The steep slide in commodity prices offset a strong operational quarter for Devon Energy. The company produced a record 323,000 barrels of oil per day, an 8% increase from the year-ago period. Meanwhile, its operating costs declined by 6% on a per-barrel-of-oil-equivalent basis.

A bottom-of-the-barrel valuation

While Devon Energy's earnings plunged during the second quarter, it's still making a solid profit. Overall, the company earned $1.07 per share in the period and has hauled in $7.31 per share of net earnings over the past 12 months. With shares recently trading around $50 a piece, Devon has a price-to-earnings ratio of less than 7 times. That's dirt cheap compared to the broader market. The S&P 500 currently trades at more than 20 times earnings, while the Nasdaq-100 is approaching 35 times earnings.

Devon Energy is still pretty cheap even if you normalized its earnings for the second quarter's commodity price level. If you annualize the $1.07 per share earned during the quarter, it trades at less than 12 times earnings.

The company is also cheap on a free-cash-flow basis:

A slide showing Devon Energy's 2023 outlook and free cash flow yields at various oil price points.

Image source: Devon Energy.

As that slide showcases, Devon trades at about a 7% free-cash-flow yield based on the free cash it could produce at $70 oil (which it realized during the second quarter). That's higher than most stocks, which trade at a low-single-digit free-cash-flow yield, suggesting Devon has a lower valuation.  

Meanwhile, Devon is even cheaper at higher oil prices, which is the current environment. Oil has rebounded sharply over the past month, recently hitting $80 per barrel. Many Wall Street analysts see even higher oil prices coming. For example, Goldman Sachs set its 12-month price target for the global benchmark oil price (Brent) at $93 per barrel, about $10 above the current price. Several other banks also have price targets in the $90s. Analysts see strong demand and tight supplies causing a deficit, which should drive prices higher. 
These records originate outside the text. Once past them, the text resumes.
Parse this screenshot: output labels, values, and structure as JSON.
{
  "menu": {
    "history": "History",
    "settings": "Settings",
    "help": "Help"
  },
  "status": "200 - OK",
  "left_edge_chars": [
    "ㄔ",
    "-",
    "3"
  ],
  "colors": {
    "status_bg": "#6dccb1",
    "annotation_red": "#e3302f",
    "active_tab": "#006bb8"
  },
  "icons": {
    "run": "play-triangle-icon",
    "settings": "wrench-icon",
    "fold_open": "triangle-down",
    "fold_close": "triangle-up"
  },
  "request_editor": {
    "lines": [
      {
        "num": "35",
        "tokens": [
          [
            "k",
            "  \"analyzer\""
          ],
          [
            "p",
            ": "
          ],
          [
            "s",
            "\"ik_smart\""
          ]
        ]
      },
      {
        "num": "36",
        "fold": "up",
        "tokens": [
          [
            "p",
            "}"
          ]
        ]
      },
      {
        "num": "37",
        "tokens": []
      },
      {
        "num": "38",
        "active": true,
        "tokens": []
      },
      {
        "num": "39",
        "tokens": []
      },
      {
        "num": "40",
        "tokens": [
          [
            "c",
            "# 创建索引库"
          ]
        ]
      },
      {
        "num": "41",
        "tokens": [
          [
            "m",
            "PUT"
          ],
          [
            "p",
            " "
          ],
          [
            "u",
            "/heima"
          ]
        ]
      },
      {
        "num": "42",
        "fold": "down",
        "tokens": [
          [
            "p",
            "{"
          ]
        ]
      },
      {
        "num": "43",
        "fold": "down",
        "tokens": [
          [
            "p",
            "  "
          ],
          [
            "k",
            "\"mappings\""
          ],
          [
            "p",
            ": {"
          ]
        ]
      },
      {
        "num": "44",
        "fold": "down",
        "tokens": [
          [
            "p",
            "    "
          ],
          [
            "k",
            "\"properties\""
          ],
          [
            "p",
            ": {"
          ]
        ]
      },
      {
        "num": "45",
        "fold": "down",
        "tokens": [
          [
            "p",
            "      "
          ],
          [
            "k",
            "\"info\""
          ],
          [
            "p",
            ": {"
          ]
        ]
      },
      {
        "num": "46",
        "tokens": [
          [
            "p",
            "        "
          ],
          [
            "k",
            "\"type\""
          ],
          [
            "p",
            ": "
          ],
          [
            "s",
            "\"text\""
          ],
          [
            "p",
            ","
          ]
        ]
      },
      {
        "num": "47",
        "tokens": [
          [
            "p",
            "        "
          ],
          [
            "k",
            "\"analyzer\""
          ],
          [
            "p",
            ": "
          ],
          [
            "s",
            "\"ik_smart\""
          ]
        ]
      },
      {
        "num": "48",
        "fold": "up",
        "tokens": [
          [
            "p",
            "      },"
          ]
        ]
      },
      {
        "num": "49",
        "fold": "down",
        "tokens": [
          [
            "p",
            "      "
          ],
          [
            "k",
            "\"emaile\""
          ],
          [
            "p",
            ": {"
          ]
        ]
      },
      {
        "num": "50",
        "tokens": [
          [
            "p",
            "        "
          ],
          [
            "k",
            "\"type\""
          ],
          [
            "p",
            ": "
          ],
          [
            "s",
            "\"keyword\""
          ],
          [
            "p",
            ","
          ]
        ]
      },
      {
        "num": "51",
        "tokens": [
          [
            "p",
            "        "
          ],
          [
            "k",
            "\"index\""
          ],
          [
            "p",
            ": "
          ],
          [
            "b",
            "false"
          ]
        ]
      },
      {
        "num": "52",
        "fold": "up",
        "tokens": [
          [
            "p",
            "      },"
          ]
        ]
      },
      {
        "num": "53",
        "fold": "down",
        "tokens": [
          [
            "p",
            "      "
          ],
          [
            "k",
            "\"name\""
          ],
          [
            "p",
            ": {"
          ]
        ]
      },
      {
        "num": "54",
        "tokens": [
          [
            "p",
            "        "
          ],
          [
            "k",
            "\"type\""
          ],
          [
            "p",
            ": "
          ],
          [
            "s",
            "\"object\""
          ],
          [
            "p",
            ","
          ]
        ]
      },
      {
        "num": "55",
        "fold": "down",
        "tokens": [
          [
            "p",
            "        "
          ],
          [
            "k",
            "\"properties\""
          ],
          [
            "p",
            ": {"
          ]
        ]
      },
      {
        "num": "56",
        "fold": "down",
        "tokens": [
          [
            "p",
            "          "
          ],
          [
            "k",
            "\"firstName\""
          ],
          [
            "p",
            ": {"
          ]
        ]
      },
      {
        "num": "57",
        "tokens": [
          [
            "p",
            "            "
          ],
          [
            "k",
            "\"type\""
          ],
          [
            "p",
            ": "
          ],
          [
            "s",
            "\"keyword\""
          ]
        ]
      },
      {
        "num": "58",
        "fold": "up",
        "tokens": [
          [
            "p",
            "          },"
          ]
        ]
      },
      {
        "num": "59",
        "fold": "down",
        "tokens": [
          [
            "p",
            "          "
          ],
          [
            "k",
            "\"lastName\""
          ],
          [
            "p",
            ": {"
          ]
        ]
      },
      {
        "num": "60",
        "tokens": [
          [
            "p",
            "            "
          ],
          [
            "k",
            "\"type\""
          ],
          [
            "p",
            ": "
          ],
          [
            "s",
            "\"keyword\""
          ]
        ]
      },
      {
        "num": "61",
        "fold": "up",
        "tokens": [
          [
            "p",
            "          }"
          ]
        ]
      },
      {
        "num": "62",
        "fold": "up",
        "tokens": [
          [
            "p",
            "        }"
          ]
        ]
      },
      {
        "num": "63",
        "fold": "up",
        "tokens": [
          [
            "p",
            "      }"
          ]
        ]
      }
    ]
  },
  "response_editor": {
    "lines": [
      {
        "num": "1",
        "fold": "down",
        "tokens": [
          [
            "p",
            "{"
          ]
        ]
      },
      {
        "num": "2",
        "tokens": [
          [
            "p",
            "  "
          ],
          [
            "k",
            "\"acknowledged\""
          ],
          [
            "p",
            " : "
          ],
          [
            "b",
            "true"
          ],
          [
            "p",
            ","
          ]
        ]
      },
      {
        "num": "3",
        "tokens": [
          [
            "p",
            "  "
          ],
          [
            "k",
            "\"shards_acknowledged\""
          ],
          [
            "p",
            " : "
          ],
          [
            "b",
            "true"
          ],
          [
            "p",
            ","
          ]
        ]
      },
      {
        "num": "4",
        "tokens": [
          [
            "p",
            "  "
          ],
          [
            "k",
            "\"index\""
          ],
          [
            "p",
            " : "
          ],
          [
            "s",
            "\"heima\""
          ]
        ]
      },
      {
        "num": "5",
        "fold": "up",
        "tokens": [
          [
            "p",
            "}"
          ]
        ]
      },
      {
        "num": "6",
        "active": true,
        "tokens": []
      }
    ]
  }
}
Devon Energy certainly believes its stock is cheap. The oil company spent another $200 million to opportunistically repurchase nearly 4 million shares during the second quarter. That brought its year-to-date total to $750 million. At its current pace, Devon will repurchase about 9% of its outstanding shares by the end of next year, given how cheap they are these days. 

A dirt cheap oil stock

Shares of Devon Energy are a super bargain, especially in light of the recent rise in commodity prices. Higher prices will enable the company to produce more cash, allowing it to buy back more of its dirt cheap shares. That should eventually boost its valuation, which, along with the potential for a rebounding dividend, could give Devon the fuel to produce strong total returns from here.